Border walls certainly took a center stage in the U.S. presidential election. President-elect Donald Trump proposed the creation of a barrier wall along the U.S.-Mexico border in his very first speech as a presidential candidate. Since then, he has come back to that theme again and again and again.
Countries around the world have built more and more border walls since the end of the Cold War, especially in the last decade. One 2015 study found that of the 51 physical barriers built along borders since the end of World War II, approximately half were built between 2000 and 2014 alone. And the world’s interest in walls certainly hasn’t diminished over the past year. Instead, the global far right has only intensified its push for more border barriers.
From Mexico to Hungary to India, here are some of the walls that worried us in 2016 — and which we’ll be keeping an eye on next year.
A “big beautiful wall” along the U.S. — Mexico border
President-elect Donald Trump has repeatedly made a campaign promise to build out the border barrier between the United States and Mexico.
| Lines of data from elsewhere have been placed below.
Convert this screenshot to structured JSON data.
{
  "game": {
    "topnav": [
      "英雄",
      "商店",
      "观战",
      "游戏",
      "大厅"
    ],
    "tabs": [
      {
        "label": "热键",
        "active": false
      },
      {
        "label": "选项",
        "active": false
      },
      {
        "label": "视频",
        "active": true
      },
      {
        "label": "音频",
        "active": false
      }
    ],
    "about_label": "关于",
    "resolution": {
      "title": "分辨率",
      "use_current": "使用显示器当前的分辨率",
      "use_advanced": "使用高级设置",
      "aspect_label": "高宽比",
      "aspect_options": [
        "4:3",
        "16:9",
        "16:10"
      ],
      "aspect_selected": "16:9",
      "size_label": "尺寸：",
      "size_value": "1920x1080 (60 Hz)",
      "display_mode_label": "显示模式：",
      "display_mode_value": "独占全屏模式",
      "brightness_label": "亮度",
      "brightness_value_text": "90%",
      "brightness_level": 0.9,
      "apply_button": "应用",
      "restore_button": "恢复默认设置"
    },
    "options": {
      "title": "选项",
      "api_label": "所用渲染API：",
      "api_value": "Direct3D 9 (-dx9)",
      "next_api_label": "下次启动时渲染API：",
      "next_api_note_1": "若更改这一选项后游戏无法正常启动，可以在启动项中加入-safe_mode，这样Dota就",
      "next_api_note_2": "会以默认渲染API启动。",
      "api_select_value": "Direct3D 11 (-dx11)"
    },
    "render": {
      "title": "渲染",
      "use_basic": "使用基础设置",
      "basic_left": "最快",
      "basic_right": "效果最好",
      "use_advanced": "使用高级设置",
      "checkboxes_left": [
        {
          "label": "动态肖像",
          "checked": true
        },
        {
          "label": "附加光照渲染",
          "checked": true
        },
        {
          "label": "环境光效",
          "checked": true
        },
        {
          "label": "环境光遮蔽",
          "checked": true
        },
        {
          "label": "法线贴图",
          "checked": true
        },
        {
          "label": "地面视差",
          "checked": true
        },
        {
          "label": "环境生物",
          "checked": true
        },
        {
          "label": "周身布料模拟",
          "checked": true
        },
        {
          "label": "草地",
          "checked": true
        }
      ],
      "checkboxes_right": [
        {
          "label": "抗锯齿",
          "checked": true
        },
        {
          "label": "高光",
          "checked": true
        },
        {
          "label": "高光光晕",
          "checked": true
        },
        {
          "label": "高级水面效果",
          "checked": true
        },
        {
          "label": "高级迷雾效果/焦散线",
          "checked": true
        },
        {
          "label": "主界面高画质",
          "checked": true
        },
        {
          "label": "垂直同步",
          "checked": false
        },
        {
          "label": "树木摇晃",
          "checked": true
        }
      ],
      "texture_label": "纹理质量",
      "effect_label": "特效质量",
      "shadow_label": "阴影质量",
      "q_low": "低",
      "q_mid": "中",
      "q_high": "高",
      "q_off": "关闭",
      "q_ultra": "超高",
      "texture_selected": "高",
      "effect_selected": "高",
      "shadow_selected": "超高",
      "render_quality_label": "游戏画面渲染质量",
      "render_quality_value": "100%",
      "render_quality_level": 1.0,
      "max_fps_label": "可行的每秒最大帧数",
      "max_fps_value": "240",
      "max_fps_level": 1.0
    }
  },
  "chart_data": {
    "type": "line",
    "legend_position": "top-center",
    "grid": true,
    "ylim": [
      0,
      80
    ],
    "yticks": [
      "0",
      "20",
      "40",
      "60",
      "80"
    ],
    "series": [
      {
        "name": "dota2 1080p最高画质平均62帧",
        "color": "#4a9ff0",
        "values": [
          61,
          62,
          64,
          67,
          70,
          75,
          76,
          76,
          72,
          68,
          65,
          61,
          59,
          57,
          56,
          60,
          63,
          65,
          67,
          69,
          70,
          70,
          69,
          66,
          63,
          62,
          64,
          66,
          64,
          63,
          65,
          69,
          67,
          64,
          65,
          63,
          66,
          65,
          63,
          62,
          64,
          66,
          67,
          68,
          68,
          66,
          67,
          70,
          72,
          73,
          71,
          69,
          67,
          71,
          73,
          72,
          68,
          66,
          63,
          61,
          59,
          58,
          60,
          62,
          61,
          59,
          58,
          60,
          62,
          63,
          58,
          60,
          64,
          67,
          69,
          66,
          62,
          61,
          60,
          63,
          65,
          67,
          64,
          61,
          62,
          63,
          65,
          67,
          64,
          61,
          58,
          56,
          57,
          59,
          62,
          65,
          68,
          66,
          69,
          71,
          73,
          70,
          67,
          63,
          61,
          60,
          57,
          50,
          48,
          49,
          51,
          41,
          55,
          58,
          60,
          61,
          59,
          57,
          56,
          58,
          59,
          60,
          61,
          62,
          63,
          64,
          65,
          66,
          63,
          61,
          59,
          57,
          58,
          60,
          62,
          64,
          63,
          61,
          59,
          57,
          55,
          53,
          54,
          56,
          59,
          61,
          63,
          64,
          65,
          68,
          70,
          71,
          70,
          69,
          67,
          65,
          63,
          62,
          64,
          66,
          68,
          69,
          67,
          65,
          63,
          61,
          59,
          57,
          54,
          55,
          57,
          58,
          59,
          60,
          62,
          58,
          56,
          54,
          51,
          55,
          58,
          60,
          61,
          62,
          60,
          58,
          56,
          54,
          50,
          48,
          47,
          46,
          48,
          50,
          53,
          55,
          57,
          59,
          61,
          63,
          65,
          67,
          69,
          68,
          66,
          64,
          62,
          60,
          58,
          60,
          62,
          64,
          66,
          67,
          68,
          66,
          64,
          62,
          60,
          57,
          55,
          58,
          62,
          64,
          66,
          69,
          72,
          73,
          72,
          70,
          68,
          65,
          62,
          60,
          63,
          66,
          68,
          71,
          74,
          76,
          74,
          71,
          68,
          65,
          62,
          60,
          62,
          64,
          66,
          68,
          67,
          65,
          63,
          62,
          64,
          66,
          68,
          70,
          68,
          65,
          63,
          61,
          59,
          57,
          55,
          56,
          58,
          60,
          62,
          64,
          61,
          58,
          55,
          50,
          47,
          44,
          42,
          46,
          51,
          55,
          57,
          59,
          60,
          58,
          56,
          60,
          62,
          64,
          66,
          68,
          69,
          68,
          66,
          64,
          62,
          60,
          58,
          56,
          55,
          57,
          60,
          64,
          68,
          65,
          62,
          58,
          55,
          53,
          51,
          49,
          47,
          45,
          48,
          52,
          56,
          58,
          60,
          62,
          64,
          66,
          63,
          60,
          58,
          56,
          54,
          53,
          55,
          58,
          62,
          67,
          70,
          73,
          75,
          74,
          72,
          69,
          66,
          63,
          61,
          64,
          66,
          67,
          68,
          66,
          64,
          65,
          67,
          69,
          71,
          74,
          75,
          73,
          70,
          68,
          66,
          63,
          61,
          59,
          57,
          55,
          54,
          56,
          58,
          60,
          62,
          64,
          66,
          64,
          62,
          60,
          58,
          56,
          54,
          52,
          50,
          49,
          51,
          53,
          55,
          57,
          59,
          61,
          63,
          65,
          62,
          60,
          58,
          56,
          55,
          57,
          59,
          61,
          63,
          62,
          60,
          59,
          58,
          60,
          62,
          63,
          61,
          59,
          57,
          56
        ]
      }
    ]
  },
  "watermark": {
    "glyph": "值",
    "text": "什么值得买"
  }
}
His plan for the construction of a border wall, which he insists Mexico will pay for despite Mexican President Peña Nieto saying otherwise, would include some fencing along the 1,933 mile long shared border and an increased law enforcement presence to prevent irregular migration.
“We will build a great wall along the southern border,” Trump said during a rally in Phoenix in September. “And Mexico will pay for the wall,” adding that the wall would be “impenetrable, physical, tall, powerful, beautiful.”